TGIA - The Great Indian Agriculture

Agriculture in India began by 9000 BCE, yes, its that old (yet that old). With that history, India holds one of the largest fertile land pool of the world. India is 4th largest country in terms of water area with over 9.55% in-land water area. Yet, the experience and resources aren’t depicting the picture what it should and that’s what makes it The Great Indian Agriculture (TGIA).
~37% of world population is dependent on agricultural income and India only betters that number. As the largest private enterprise of country, agriculture employs over 118 million farming households in India. Over 650 million people are dependent on agricultural and allied income in the country which is larger than even population of United States, world’s 3rd most populous country.

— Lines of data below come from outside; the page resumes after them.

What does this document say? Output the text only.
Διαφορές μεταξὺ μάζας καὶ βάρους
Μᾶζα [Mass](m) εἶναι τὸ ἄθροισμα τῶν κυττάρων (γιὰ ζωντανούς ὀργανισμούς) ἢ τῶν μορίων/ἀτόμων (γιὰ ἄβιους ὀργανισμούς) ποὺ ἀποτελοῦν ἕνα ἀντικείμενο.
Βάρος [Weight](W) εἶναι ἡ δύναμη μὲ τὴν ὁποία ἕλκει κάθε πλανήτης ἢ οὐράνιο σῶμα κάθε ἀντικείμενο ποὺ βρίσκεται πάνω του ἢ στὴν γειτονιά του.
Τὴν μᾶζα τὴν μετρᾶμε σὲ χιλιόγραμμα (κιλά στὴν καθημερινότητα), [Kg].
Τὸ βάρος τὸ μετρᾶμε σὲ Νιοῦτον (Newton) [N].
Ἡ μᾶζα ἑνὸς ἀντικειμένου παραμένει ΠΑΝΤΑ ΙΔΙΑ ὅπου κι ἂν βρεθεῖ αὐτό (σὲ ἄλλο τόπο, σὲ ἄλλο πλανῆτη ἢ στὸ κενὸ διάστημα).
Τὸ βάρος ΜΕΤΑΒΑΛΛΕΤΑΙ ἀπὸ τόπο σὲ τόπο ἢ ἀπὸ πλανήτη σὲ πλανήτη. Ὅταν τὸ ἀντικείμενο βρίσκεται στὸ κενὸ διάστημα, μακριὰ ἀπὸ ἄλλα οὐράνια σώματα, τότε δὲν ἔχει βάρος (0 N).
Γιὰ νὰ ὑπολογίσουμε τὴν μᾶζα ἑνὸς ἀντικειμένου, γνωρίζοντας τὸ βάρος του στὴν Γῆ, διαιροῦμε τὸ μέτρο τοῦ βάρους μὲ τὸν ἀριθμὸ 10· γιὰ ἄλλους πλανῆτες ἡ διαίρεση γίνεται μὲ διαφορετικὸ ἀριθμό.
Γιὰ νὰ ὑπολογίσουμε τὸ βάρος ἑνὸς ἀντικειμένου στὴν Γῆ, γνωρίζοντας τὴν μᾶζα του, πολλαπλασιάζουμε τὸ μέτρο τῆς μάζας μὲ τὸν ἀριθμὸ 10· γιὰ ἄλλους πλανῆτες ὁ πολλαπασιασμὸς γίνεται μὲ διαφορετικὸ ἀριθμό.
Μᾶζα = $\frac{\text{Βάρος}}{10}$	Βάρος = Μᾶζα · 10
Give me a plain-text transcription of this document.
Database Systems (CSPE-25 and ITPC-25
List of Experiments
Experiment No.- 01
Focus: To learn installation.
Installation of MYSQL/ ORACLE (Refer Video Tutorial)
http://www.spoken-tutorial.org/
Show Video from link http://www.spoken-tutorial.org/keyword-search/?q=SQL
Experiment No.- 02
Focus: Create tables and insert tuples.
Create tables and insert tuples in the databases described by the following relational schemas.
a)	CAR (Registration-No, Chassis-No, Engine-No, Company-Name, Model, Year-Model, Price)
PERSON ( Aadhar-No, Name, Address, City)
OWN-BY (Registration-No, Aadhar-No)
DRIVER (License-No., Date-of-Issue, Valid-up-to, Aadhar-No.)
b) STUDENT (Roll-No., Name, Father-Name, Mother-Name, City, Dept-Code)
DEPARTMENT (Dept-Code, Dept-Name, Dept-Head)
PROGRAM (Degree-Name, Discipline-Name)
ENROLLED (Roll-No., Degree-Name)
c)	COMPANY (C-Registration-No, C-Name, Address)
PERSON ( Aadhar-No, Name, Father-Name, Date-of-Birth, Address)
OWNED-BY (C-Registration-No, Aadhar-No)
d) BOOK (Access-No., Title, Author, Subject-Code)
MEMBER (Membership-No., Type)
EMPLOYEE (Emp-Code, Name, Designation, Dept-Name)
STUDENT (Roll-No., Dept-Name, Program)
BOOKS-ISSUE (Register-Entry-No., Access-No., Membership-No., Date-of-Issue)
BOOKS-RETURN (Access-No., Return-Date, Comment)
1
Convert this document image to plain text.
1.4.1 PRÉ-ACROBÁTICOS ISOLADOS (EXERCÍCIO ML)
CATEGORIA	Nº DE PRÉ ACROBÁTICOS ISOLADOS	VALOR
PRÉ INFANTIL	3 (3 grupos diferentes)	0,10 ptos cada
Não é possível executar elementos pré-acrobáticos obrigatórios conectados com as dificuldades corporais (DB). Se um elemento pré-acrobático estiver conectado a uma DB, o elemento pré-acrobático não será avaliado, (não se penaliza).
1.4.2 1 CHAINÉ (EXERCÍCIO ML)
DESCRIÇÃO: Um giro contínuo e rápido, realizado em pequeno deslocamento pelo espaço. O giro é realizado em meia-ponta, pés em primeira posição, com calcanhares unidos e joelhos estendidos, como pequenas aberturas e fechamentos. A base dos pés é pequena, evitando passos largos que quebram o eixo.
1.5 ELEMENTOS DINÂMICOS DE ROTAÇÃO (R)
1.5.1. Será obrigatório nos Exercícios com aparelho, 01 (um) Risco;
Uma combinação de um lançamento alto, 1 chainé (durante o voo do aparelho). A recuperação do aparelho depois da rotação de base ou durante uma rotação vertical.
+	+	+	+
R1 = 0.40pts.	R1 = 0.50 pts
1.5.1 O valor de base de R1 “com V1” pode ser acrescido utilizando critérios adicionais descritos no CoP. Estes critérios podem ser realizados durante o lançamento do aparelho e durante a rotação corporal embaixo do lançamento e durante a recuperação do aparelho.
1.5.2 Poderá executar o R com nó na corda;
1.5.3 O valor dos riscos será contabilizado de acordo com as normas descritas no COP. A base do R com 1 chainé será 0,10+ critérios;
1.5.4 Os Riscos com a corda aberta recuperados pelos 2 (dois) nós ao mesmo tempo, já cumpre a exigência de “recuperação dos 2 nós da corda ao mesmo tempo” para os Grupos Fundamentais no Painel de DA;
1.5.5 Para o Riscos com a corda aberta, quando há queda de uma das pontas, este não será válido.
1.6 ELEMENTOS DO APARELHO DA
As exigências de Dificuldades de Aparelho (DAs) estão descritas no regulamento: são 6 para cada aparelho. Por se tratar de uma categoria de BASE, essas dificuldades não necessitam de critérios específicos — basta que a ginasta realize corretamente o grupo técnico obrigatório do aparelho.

In last budget, Government of India proposed an outlay of over $28 Billion for rural, agriculture and allied sectors which is larger than national GDP of over 110 countries. The budget for this sector is ever increasing with years passing by, however it never resulted in a double digit growth for farmer’s income. In fact, it reached to 2.5% (real income growth) CAGR for the period of 2014-17. The current estimation of average agriculture income from crop cultivation for a household is around $47 per month, lesser than even minimum wages proposed in the country.
 60.4% of India’s land mass is arable and out of which 47.7% is reliably irrigated, with such annual budgetary spend and a large pool of inland water, still India’s farm productivity remains way below than global standards. That’s the reason India’s urbanization rate is expected to increase over 60% in the next 30 years.
Lets understand the business of farming further more –
Demand Side
Over 194 million Indians are going hungry daily. By 2050, India is expected to have a population of 1.7 billion. So from the same or a lesser arable land we need to feed 30% more population. Just to share an example, more than 500 Million metric tons of cereals alone will be required in 2050, which is currently 260 Million metric tons.
Supply Side
With large scale of urbanization, India has already started witnessing an acute shortage in farm labor and in fact many of the farmers themselves have started leaving farming as an occupation. With growing population and climate change it is expected to have lesser arable land in 2050.
Even with that huge divide in supply and demand, the business of farming hasn’t been an occupation to vouch for. In fact we need a double of supplies and yet not a glory picture of farming for farmers and there falls the beauty of The Great Indian Agriculture.
Lets take farm as a factory and every other input like water, sunlight, soil, seed, fertilizer, pesticide etc. as raw material. But this factory doesn’t have roof so an erratic supply of main raw material i.e. water & sunlight keeps disturbing the production. now as a factory manager we are controlling the controllable that is other inputs seed, pesticide, fertilizer to increase the production while we are running away from a one time investment of building a roof to control the water and sunlight supply.
From years we are talking about river linking projects, but the ground is yet to witness the same. The water distribution in India is very uneven and such projects are an urgent need.
“Spending INR 10 lakh on agricultural R&D can help lift 328 people out of poverty, whereas allocating the same for fertiliser or power subsidies can bring only 26 and 23 people above the poverty line.”
But are we really a R&D friendly country, think of last invention happened in India, stop, the time travel is taking you to Aryabhata for the great Zero. R&D better to be called as Risk in Development (as you put resource to develop something unknown or partially known with a huge risk of non-achievement) hasn’t been that rewarding in India.
The due impetus of state on promotion of R&D and the optimization of hard to control inputs may pave path for a greener tomorrow, the happy farmers and well nourished human being. We have all the resources and potential to do that for the world and that’s what I call The Great Indian Agriculture
Love,
Ankit
(Please excuse the grammatical errors and slight typos in stats - on the run courtesy to mobile revolution.)